Then around eleven-thirty your phone rings. "Dunsdale!" Dawes says in a jolly roar. "Get yer ass over to my rooms! Got someone for you to meet!"

"Say please."

"Team business," he retorts.

You snort, and part with Sarah.

* * * * *

It sounds like a party in Dawes's rooms, and you can hear them all the way from the stairwell: Raucous voices and hoarse laughter roll up and down the hallway. You rap sharply on Dawes's door, and it's instantly opened by a grinning, red-faced Jack Lewis. "Dunsdale!" he yells, and pulls you in. "Dunsdale! Dunsdale!" the call goes round. Someone thrusts a bottle of beer at you, but you push it away.

"Where's Dawes?" you shout.

"Dawes! Dawes!" Ben Keys shouts in turn. There's a good dozen people in the room, and since the smallest man in the room is more than six-foot-three, that makes it hard to see anyone behind the screen immediately around you. But Dawes steps into view, his beaming face almost as red as Lewis's.

"Dunsdale, over here!" He gestures. "Have a beer."

"It's a little early, isn't it?"

"You'll wanna celebrate after you meet him."

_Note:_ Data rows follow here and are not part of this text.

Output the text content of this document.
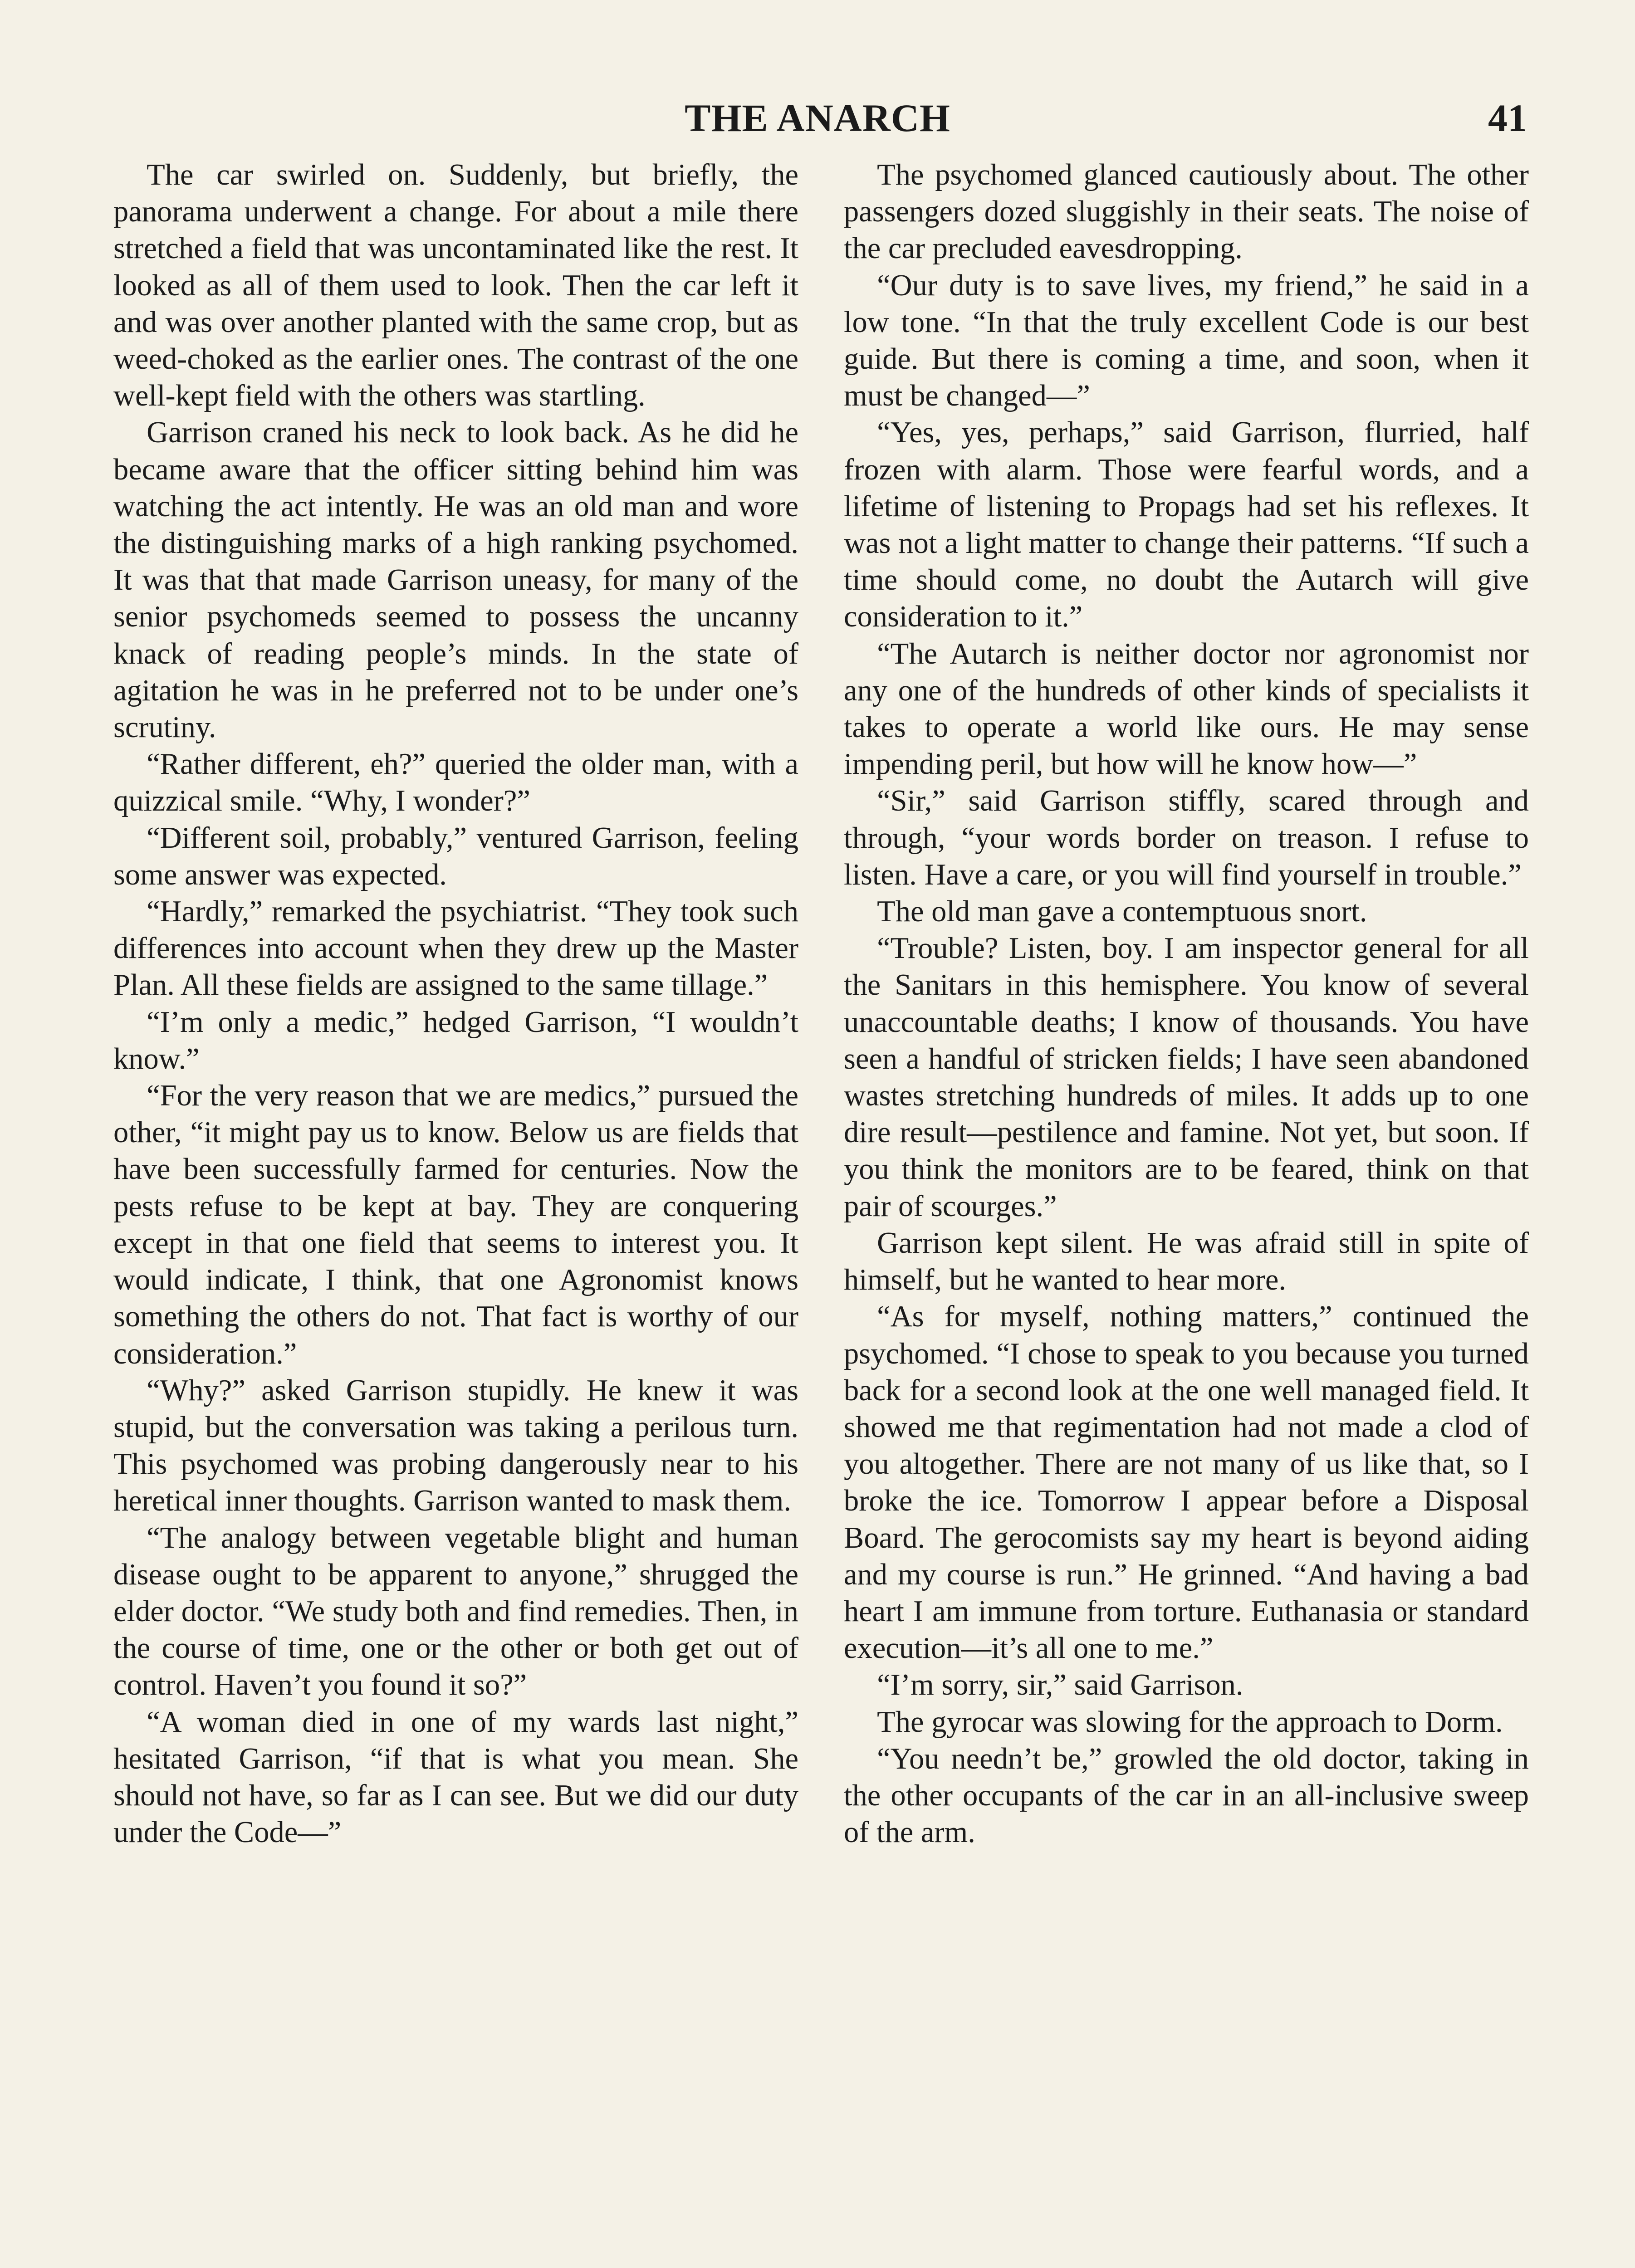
THE ANARCH	41

The car swirled on. Suddenly, but briefly, the panorama underwent a change. For about a mile there stretched a field that was uncontaminated like the rest. It looked as all of them used to look. Then the car left it and was over another planted with the same crop, but as weed-choked as the earlier ones. The contrast of the one well-kept field with the others was startling.

Garrison craned his neck to look back. As he did he became aware that the officer sitting behind him was watching the act intently. He was an old man and wore the distinguishing marks of a high ranking psychomed. It was that that made Garrison uneasy, for many of the senior psychomeds seemed to possess the uncanny knack of reading people’s minds. In the state of agitation he was in he preferred not to be under one’s scrutiny.

“Rather different, eh?” queried the older man, with a quizzical smile. “Why, I wonder?”

“Different soil, probably,” ventured Garrison, feeling some answer was expected.

“Hardly,” remarked the psychiatrist. “They took such differences into account when they drew up the Master Plan. All these fields are assigned to the same tillage.”

“I’m only a medic,” hedged Garrison, “I wouldn’t know.”

“For the very reason that we are medics,” pursued the other, “it might pay us to know. Below us are fields that have been successfully farmed for centuries. Now the pests refuse to be kept at bay. They are conquering except in that one field that seems to interest you. It would indicate, I think, that one Agronomist knows something the others do not. That fact is worthy of our consideration.”

“Why?” asked Garrison stupidly. He knew it was stupid, but the conversation was taking a perilous turn. This psychomed was probing dangerously near to his heretical inner thoughts. Garrison wanted to mask them.

“The analogy between vegetable blight and human disease ought to be apparent to anyone,” shrugged the elder doctor. “We study both and find remedies. Then, in the course of time, one or the other or both get out of control. Haven’t you found it so?”

“A woman died in one of my wards last night,” hesitated Garrison, “if that is what you mean. She should not have, so far as I can see. But we did our duty under the Code—”

The psychomed glanced cautiously about. The other passengers dozed sluggishly in their seats. The noise of the car precluded eavesdropping.

“Our duty is to save lives, my friend,” he said in a low tone. “In that the truly excellent Code is our best guide. But there is coming a time, and soon, when it must be changed—”

“Yes, yes, perhaps,” said Garrison, flurried, half frozen with alarm. Those were fearful words, and a lifetime of listening to Propags had set his reflexes. It was not a light matter to change their patterns. “If such a time should come, no doubt the Autarch will give consideration to it.”

“The Autarch is neither doctor nor agronomist nor any one of the hundreds of other kinds of specialists it takes to operate a world like ours. He may sense impending peril, but how will he know how—”

“Sir,” said Garrison stiffly, scared through and through, “your words border on treason. I refuse to listen. Have a care, or you will find yourself in trouble.”

The old man gave a contemptuous snort.

“Trouble? Listen, boy. I am inspector general for all the Sanitars in this hemisphere. You know of several unaccountable deaths; I know of thousands. You have seen a handful of stricken fields; I have seen abandoned wastes stretching hundreds of miles. It adds up to one dire result—pestilence and famine. Not yet, but soon. If you think the monitors are to be feared, think on that pair of scourges.”

Garrison kept silent. He was afraid still in spite of himself, but he wanted to hear more.

“As for myself, nothing matters,” continued the psychomed. “I chose to speak to you because you turned back for a second look at the one well managed field. It showed me that regimentation had not made a clod of you altogether. There are not many of us like that, so I broke the ice. Tomorrow I appear before a Disposal Board. The gerocomists say my heart is beyond aiding and my course is run.” He grinned. “And having a bad heart I am immune from torture. Euthanasia or standard execution—it’s all one to me.”

“I’m sorry, sir,” said Garrison.

The gyrocar was slowing for the approach to Dorm.

“You needn’t be,” growled the old doctor, taking in the other occupants of the car in an all-inclusive sweep of the arm.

"Meet who? Celebrate what?"

"The guy who's saving our ass." He points. "Say hi to Frank."

You turn, and freeze hard. Probably only this sudden petrification stops you from crapping in your pants.

* * * * *

He's the shortest guy in the room, but maybe because you know him and what he's capable of, he seems very much the largest. His shapeless grey pullover and loose-fitting jeans can't quite cloak the physical power of his broad chest and wide shoulders; his hard, dark eyes and bristling hair—he's trimmed it since Saratoga Falls, so that it's got little spikes in it—seem to crackle with electricity. He is still pale and severe, and as he tips a beer bottle to his lips, it looks more like he's taking on fuel than refreshment. But his eyes twinkle, and—

"Cinch your jaw back up, Dunsdale," someone beside you laughs.

You whip around and punch that someone in the torso. Then, with face burning, you turn back to this nemesis. "Hey. So your name is Frank."

"Frank Chatham." He puts out a hand, and his lips twitch into a smile. "You're Mary Dunsmore, the team's coxswain?"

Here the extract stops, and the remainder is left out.